Cristianismo, virginidad, confesión y matrimonio

En la primera mitad de 2018 la editorial francesa Gallimard dio a conocer un libro de Michel Foucault (1926-1984) que había permanecido inédito desde la muerte del pensador, ocurrida treinta y cuatro años antes. Según sostuvieron sus allegados, ya en 1982 Foucault había terminado de escribir Las confesiones de la carne, el cuarto tomo de su Historia de la sexualidad, un monumental proyecto que había dado comienzo en 1976 con la publicación de La voluntad de saber y que se ampliaría en el año de su fallecimiento con los tomos dos y tres, El uso de los placeres y La inquietud de sí respectivamente. Poco antes de morir, Foucault había confesado que ya no tenía energías para corregir aquel original, a la vez que dejaba prohibida la publicación póstuma de cualquier inédito de su autoría.

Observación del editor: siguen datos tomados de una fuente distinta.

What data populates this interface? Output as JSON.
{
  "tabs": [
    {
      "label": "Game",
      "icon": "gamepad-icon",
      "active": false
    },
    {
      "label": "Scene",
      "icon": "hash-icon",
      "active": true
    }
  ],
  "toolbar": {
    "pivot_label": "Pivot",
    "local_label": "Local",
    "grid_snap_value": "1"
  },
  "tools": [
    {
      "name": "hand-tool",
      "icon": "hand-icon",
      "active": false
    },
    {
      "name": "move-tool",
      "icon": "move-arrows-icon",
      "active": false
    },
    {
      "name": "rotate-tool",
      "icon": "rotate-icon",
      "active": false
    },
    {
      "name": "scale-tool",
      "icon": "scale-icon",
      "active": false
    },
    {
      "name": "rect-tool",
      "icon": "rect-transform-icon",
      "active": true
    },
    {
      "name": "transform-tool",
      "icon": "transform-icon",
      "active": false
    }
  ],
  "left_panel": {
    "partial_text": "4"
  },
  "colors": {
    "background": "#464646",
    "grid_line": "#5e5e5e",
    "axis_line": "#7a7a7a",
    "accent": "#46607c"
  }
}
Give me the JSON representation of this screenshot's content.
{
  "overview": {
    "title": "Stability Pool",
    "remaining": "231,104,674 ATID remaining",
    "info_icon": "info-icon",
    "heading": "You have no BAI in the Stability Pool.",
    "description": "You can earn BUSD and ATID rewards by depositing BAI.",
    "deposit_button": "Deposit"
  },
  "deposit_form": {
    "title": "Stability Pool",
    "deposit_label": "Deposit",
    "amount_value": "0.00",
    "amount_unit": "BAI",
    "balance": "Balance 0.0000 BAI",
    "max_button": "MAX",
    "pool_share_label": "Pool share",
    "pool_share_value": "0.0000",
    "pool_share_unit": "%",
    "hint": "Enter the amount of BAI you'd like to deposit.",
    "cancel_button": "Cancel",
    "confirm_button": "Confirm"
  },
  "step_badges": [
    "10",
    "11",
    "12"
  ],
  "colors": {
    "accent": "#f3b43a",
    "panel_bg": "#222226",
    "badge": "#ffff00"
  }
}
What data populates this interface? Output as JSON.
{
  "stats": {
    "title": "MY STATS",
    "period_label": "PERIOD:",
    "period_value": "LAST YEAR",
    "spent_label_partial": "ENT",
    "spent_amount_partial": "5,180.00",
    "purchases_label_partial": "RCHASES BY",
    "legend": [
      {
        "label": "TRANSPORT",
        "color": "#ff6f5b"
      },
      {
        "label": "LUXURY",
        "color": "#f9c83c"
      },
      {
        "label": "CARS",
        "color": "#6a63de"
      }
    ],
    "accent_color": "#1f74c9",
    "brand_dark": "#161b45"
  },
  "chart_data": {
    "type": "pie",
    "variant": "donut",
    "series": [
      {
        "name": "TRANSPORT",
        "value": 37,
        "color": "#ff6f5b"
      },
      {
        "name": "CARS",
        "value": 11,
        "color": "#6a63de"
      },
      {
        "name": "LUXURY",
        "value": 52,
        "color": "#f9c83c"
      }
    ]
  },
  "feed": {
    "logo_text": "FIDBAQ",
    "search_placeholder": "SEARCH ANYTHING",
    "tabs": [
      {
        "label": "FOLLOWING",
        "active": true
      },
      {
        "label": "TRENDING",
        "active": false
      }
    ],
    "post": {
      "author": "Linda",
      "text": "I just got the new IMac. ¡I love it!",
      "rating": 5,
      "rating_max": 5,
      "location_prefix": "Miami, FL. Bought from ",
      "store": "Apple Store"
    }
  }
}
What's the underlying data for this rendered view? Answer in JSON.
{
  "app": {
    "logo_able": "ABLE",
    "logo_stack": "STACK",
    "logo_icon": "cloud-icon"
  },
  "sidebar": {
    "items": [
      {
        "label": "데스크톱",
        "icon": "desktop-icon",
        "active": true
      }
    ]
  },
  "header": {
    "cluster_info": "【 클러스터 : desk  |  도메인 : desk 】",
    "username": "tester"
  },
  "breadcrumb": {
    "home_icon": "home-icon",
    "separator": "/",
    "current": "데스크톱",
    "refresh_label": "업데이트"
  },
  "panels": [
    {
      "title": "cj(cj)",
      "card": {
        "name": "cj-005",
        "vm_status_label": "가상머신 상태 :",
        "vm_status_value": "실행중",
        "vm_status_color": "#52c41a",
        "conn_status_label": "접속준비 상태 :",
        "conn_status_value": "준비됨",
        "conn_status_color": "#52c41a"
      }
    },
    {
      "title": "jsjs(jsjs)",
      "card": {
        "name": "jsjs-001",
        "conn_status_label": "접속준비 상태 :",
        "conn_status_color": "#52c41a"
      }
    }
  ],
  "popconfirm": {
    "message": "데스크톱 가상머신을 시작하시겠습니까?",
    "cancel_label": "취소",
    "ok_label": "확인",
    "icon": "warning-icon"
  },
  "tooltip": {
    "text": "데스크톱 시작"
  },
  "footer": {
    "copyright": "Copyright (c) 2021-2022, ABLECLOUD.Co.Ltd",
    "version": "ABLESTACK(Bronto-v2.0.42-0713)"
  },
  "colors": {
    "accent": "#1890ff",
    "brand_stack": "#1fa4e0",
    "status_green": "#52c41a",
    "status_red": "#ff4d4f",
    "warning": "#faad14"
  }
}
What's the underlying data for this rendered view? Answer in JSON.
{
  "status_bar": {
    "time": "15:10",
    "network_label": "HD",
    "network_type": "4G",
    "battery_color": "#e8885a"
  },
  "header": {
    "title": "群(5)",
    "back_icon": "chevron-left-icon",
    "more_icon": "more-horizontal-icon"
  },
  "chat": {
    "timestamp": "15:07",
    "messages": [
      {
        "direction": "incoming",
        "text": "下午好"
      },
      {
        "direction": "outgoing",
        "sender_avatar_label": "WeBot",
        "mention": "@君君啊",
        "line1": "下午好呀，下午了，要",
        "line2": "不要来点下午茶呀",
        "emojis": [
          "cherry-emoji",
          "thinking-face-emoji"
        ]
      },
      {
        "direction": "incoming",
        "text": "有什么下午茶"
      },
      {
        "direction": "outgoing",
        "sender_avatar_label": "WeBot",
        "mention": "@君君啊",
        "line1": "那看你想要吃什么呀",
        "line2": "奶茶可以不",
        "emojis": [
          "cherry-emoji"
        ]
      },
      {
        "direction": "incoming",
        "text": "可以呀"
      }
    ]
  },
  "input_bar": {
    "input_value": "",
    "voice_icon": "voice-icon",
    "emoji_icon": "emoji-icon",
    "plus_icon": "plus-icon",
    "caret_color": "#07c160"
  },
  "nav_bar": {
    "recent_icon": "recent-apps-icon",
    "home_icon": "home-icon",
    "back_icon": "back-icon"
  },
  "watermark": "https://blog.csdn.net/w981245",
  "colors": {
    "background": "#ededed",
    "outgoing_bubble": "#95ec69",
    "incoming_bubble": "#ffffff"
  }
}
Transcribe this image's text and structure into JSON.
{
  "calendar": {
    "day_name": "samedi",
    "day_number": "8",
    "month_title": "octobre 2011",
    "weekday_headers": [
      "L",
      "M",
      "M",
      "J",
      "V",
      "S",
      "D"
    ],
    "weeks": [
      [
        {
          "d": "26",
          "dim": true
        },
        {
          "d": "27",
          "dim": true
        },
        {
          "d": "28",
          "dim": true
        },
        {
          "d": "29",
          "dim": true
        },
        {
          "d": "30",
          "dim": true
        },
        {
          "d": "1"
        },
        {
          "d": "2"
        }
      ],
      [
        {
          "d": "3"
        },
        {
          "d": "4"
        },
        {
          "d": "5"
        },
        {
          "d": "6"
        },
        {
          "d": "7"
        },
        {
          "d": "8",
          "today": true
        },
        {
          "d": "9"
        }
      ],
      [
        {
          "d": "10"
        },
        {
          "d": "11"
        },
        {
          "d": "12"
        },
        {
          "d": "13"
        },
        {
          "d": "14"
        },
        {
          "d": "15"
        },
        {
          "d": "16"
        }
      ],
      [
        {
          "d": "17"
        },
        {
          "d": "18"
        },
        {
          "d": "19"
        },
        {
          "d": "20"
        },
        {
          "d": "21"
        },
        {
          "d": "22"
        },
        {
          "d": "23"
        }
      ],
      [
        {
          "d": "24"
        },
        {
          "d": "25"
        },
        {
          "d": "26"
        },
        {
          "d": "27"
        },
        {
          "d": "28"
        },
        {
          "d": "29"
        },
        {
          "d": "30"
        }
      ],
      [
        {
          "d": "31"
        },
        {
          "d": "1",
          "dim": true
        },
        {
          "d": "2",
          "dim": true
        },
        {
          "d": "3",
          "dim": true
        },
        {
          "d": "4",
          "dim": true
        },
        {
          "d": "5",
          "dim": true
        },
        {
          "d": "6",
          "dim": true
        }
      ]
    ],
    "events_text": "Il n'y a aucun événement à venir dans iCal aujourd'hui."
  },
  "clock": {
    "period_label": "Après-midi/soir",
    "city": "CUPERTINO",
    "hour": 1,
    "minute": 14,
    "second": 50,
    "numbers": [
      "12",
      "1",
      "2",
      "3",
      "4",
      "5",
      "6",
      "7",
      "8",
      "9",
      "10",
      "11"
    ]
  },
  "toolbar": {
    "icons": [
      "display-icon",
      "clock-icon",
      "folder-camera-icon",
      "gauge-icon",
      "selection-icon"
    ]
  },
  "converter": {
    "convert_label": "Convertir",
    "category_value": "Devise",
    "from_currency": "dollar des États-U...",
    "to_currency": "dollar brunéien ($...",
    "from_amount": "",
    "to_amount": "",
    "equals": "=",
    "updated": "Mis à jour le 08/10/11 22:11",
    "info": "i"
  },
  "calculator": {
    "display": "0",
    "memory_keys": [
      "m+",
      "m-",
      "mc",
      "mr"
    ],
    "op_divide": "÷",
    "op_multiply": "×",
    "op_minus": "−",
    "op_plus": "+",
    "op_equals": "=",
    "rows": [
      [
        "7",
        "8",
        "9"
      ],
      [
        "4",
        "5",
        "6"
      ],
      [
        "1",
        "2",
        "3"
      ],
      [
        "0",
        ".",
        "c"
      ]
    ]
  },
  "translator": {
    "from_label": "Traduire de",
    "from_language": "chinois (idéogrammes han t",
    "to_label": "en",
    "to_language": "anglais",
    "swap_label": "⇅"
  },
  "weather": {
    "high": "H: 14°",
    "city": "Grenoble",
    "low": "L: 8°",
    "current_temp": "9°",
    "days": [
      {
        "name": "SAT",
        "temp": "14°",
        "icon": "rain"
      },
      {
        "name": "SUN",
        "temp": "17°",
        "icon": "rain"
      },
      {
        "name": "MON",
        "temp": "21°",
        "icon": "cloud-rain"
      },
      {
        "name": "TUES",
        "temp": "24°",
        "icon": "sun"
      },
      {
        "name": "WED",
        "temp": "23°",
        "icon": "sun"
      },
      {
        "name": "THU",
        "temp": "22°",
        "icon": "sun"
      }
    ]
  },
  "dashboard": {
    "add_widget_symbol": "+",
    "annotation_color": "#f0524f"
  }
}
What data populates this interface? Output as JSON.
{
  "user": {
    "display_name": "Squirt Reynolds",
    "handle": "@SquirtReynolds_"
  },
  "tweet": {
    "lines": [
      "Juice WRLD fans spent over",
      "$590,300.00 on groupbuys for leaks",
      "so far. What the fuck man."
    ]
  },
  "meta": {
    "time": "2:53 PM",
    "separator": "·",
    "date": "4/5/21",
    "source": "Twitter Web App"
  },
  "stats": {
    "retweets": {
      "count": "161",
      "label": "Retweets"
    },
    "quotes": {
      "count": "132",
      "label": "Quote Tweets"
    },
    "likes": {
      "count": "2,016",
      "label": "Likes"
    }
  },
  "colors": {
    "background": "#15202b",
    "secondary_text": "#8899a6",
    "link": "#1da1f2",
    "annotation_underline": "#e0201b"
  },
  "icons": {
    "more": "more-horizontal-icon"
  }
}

No obstante esta interdicción, desde ese entonces fueron apareciendo en libro múltiples trabajos, entre ellos los cursos que el filósofo había ofrecido en el College de Francia (La sociedad punitiva, Nacimiento de la biopolítica, Los anormales, El poder psiquiátrico…). El argumento de los editores fue que el haber sido dictados les confería carácter de material público, y que además Foucault había permitido que fueran grabados por sus estudiantes. Con respecto a Las confesiones de la carne, hay por lo menos un par de versiones: una que sostiene que él ya había enviado el trabajo a sus editores y que les había pedido no publicarlo antes del segundo y del tercer tomo, y otra que asegura que el material había estado en poder de Daniel Defert, su pareja durante veinte años, y que este lo había vendido a la Biblioteca Nacional de Francia en 2013, por lo que ya se había puesto al alcance de cientos de investigadores y por lo que finalmente se decidió editarlo en formato libro.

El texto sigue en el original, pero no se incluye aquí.